Stephen Sheldon: Hey, thanks guys. And congrats on the promotional and the new responsibilities to you, Eric.

Eric Shander: Thank you.

Stephen Sheldon: First one to ask, I know and on sales cycles, I guess, curious what you guys have seen in sales cycles with your K-12 customers and knowing that you’re coming out of kind of peak selling season, but I think there’s been some talk of elongation there and school districts being distracted with other issues right now, such as the teacher shortage and a variety of other issues. So have you seen that at all? And you think that could have a bigger impact on sales activities as we think about the next few quarters?

Hardeep Gulati: Stephen, this is Hardeep, again, thank you for the question. We actually not seeing any sales cycle. So as in fact to the contrary, we continue to see sales cycles improving and almost to the level of 25% to 30% improvement over last year. And I think a lot of it is based on the differentiation we have in the market because we are a much more broader platform with almost 19 plus diversified products. If you think about a lot of the challenges these districts are facing today when it comes to talent management and recruiting teachers, keeping teachers, well, they need of talent management solution to help with that. If it’s about learning loss, they need analytics to understand that and address it. If there’s about social emotional, they need our behavior and classroom tools to help engage with the students.

So a lot of what we selling is actually mission critical. So it’s actually been being more beneficial to help them address the needs they are having today.

Stephen Sheldon: That’s great to hear. So appreciate that. And then as a follow-up, we’d love to just get some more detail on recent acquisitions and how they’ve been performing, thinking about Kickboard, Kinvolved and the others. Have these solutions been plugged into your existing sales motions and I guess what a financial contributions look like now that you’ve owned both for close to a year. Are you seeing a ramp in uptake in monetization there on your platform?

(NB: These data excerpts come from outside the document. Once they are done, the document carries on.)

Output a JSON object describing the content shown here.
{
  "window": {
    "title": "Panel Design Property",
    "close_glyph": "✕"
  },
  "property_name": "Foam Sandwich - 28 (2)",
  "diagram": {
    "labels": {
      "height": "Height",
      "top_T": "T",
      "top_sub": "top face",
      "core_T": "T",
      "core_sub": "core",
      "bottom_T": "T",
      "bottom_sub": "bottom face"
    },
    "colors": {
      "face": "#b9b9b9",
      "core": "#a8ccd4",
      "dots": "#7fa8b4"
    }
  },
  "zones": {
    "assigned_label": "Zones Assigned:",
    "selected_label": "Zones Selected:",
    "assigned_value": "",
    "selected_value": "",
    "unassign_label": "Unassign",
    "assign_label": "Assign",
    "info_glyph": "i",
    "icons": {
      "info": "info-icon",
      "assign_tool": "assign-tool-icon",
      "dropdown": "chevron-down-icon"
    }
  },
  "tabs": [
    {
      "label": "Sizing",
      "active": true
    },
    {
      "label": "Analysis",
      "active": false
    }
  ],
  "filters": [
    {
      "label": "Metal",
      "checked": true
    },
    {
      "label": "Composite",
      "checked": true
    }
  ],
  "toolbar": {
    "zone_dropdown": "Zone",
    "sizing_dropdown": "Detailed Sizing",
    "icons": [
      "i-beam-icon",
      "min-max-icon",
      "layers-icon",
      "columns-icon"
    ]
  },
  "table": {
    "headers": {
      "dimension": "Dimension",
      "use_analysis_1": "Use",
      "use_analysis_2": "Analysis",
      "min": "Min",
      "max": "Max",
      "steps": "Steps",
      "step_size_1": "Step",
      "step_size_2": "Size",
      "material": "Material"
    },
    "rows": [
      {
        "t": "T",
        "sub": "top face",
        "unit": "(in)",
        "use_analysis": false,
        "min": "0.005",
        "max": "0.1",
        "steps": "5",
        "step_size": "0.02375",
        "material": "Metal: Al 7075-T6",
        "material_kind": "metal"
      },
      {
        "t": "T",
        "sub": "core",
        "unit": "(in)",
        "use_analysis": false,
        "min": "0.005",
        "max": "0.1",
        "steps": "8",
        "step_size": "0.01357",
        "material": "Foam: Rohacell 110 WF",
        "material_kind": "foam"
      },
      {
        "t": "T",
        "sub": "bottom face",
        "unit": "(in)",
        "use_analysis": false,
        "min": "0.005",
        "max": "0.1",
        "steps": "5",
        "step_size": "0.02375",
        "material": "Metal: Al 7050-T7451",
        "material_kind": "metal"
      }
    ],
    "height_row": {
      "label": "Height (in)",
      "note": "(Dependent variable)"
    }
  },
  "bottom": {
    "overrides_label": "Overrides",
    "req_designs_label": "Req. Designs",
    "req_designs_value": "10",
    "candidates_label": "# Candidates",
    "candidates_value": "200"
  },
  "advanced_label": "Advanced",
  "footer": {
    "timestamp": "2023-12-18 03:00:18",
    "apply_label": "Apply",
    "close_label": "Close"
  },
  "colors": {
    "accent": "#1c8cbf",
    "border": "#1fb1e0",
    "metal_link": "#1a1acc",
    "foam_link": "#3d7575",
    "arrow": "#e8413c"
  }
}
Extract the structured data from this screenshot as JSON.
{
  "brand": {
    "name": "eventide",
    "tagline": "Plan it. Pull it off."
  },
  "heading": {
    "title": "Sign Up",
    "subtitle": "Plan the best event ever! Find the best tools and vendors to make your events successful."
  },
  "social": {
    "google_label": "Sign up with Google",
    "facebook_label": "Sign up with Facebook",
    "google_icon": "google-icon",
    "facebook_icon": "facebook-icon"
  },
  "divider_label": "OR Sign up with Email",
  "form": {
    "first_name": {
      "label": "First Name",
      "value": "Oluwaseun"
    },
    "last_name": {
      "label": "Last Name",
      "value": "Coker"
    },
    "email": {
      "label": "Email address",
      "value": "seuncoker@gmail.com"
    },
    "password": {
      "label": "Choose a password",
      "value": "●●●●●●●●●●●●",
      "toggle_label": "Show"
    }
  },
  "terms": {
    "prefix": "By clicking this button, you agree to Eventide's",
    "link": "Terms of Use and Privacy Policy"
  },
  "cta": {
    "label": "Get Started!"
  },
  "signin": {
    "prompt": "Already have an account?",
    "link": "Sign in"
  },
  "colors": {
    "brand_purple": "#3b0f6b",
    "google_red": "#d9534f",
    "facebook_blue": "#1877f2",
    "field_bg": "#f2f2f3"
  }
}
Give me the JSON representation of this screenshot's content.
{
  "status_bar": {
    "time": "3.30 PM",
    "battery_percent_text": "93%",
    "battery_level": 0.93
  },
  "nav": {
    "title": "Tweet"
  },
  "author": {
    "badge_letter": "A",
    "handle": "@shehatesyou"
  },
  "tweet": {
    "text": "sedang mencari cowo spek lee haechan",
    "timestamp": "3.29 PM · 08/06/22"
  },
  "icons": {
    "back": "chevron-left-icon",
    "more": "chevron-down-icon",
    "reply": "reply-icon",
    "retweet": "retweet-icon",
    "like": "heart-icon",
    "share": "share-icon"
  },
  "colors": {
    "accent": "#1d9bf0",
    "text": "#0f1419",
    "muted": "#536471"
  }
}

Hardeep Gulati: We actually do. I think we’ve mentioned that in the prepared remark like behavior, which is the Kickboard actually we are seeing record growth. There is a large deal at Gallup-McKinley school districts where we are actually a tens of thousands of students where we are actually implementing our Kickboard solution. We are almost seeing in every quarter about 15 to 20 deals on these products as we are integrating them into our products and bringing them to our sales motion. Similarly on curriculum, that’s another large deal at Hudson County and few others, almost again on about a dozen plus customers already bought that and we had a pretty successful communication starting of the year and even into this quarter even district like San Diego just are going to start adopting over unified communications.